Ronnie Robidoux, 145 pounds from St Regis, Quebec won his fight against Niagara Falls opponent Jeremy Graves. Robidoux also won Best Male Fighter of the Night. Hailing from Tsi Snaihne, Akwesasne, Robbi Cook won her fight against Niagara Falls opponent Mikiah Kreps. Best Female Boxer of the Night was Erica Adjec, from Ottawa's Beaver Boxing Club. She defeated Katherine Blumfield from Vermont, who won the National Ringside Championship last year.
American Professional boxer Iran Barkley who held world titles at middleweight (1988–89), super middleweight (1992) and light heavyweight (1992) was the special guest of the night.

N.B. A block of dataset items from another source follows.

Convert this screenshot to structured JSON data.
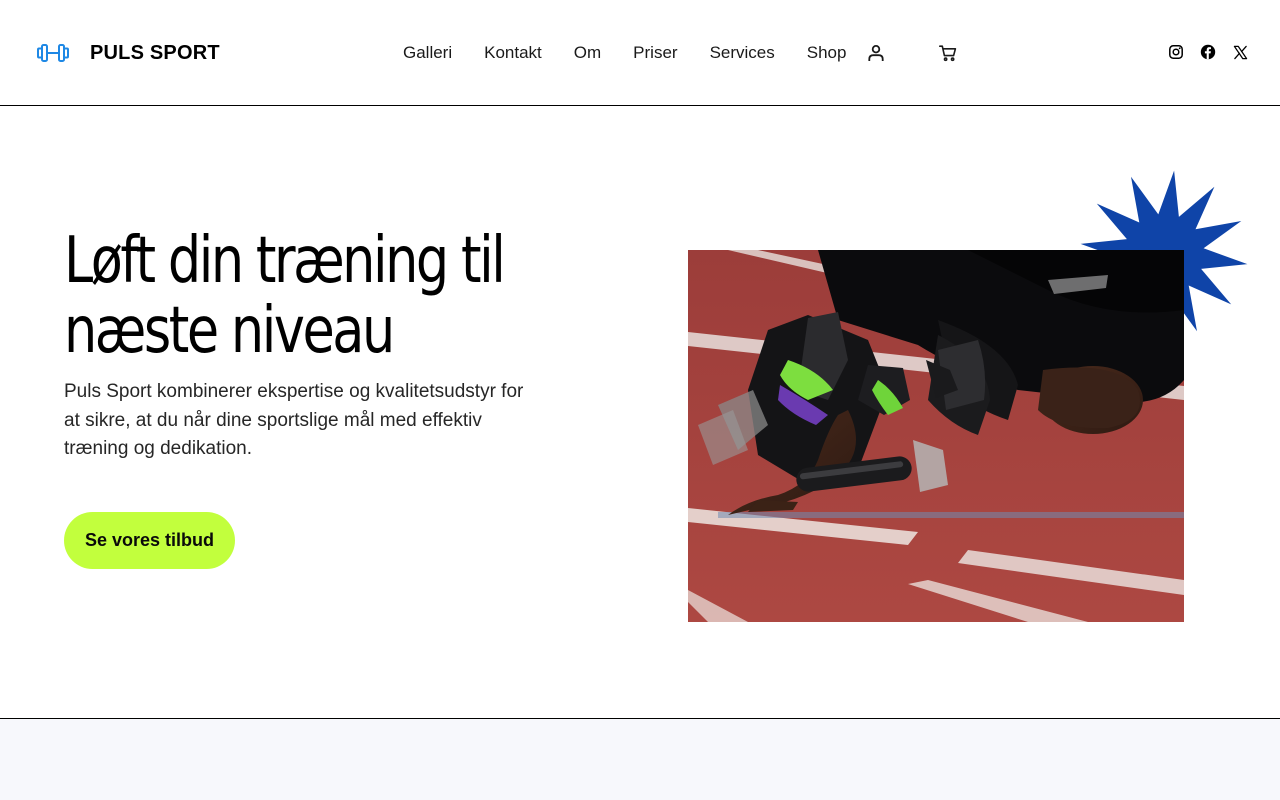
{
  "header": {
    "brand": "PULS SPORT",
    "logo_icon": "dumbbell-icon",
    "nav": [
      {
        "label": "Galleri"
      },
      {
        "label": "Kontakt"
      },
      {
        "label": "Om"
      },
      {
        "label": "Priser"
      },
      {
        "label": "Services"
      },
      {
        "label": "Shop"
      }
    ],
    "account_icon": "user-icon",
    "cart_icon": "cart-icon",
    "social_icons": [
      "instagram-icon",
      "facebook-icon",
      "x-icon"
    ]
  },
  "hero": {
    "title_line1": "Løft din træning til",
    "title_line2": "næste niveau",
    "description": "Puls Sport kombinerer ekspertise og kvalitetsudstyr for at sikre, at du når dine sportslige mål med effektiv træning og dedikation.",
    "cta_label": "Se vores tilbud",
    "image_subject": "runner-starting-blocks-photo"
  },
  "colors": {
    "accent_lime": "#c2ff3d",
    "accent_blue": "#0f44a8",
    "logo_blue": "#1e88e5",
    "track_red": "#a8403d",
    "bottom_band": "#f7f8fc"
  }
}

He signed autographs, took pictures with fans, and talk to the fighters.
“The moral of all the fighters after the Bully Beat Down Event was amazing,” said Standing Rock Boxing Coach Atsiaktonkie. “All the boxers were hugging each other and getting pictures taken after the event. It truly shows what a great sport amateur boxing is!”
So what is amateur boxing and is it safe? Amateur boxing is a very positive sport, as well as a terrific way to combat juvenile delinquency. It is completely different from professional boxing in its goals, objectives, scoring and equipment. Amateur boxing can be an excellent source of conditioning for the high school athlete during the off-season. It also provides the option for a youngster who is not involved in school sports programs or does not desire to participate in team sports. Amateur boxing can also provide a young person with the opportunity to satisfy the basic human need of recognition in a positive manner. All too often this need is met through delinquent behavior. In amateur boxing, points are scored by landing clean blows, regardless of their power. A power punch that knocks an opponent down scores the same as a left jab. Consequently, a boxer’s goal should be to outbox his opponent by landing numerous clean, effective blows rather than going for a knockout that may not happen. When properly coached and supervised, amateur boxing can be an extremely fulfilling and beneficial experience for young people. It can be used as a vehicle to instruct sportsmanship, the value of conditioning and a positive re-lease of frustrations and energies, in addition to building self-confidence and character.
The safety of amateur boxing has been well documented. The 1998 National Safety Council ranked boxing 71st in sports injuries, well below mainstream sports like wrestling, football, baseball, soccer and even bowling. No other amateur sport takes more precautions, in regard to safety, than amateur boxing. Amateur boxers must receive a physical examination before and after each competition. Special protective equipment is mandatory for each competition. The primary directive of all amateur referees is the safety of the boxers. In addition, all competition gloves and headgear contain exact combinations of shock-absorbing foams to reduce the impact of a blow. Every possible precaution is taken to keep amateur boxing safe.
“All the fighters who attended the Bully Beat Down want to come back for the next event that be held in March, said Atsiaktonkie. “A percentage of all the ticket sales from the Bully Beat Down will be donated to Tsitewatenikonrakwatakon, the Native Connections Detox Center.”